I've been thinking about leaving things "undone" since reading an article by Winnie Hu in Friday's New York Times, where she reports about a suit filed by deaf customers against the Astor Place (New York) Starbucks for allegedly discriminating against the deaf. A small group of deaf New Yorkers had been meeting regularly at that coffee shop, and say that "Starbucks workers refused to take some of their orders at these meetings, stared when they signed to each other, complained that they were not buying enough coffee and pastries, and eventually told the group not to come back."

As Hu wrote, "The legal battle has jolted many New Yorkers who have made the ubiquitous coffee shops part of their routine, and served as a reminder that even in a city as tolerant as New York, intolerance can be all too common for some populations."

The lawsuit "seeks to compel the company to conduct sensitivity training for employees and adopt policies to better serve deaf customers". A Starbucks spokeswoman would not comment on the specific litigation, but said that the company "does not agree with the allegations contained in the complaint" and noted that the company already provided sensitivity training for its employees and supported "equality, inclusion, and accessibility" for both employees and customers.

We don't hear a lot (if you'll pardon the expression) about discrimination against the hearing-impaired. Hu quotes a civil rights lawyer who said that "discrimination against the deaf often goes overlooked because it is subtle and sophisticated, and because some deaf  people may be isolated and may not speak up when it happens to them." He added,
It's not like putting up a sign on the door, 'No deaf people allowed." But when deaf people are treated differently than others, it does hurt and it's illegal.

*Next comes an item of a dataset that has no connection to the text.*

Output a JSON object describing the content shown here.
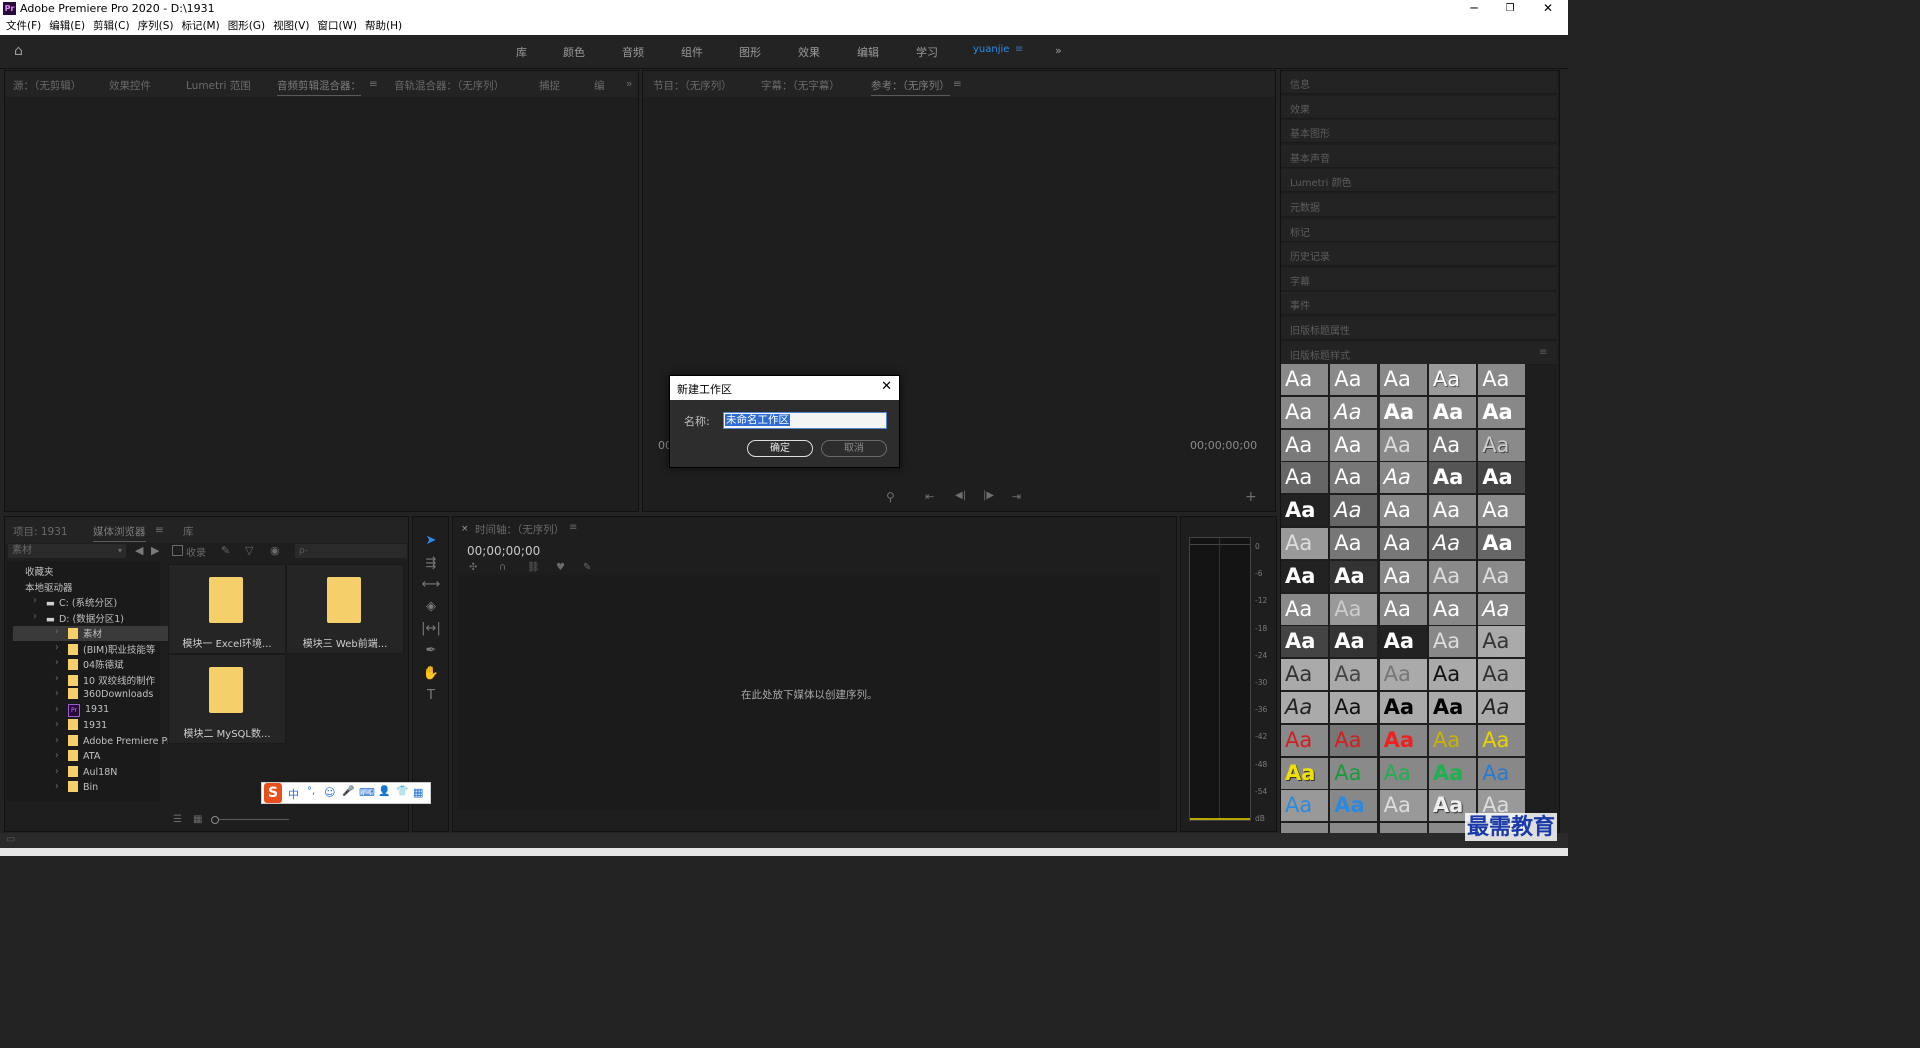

Illegal and unethical aren't always the same, but in this case they certainly run together. I'd like to suggest, however, that it's not enough to "do the right thing". People who are hearing-impaired are already outsiders in a hearing world, just as the blind are in a seeing world. It isn't enough to get out of the way of a blind person being led by her guide dog. How hard is it to ask her if she needs assistance? It's not enough to accept a hand-written request for a super-tall extra-strong four-sugars iced coffee from someone who is deaf; how hard is it to offer a warm smile?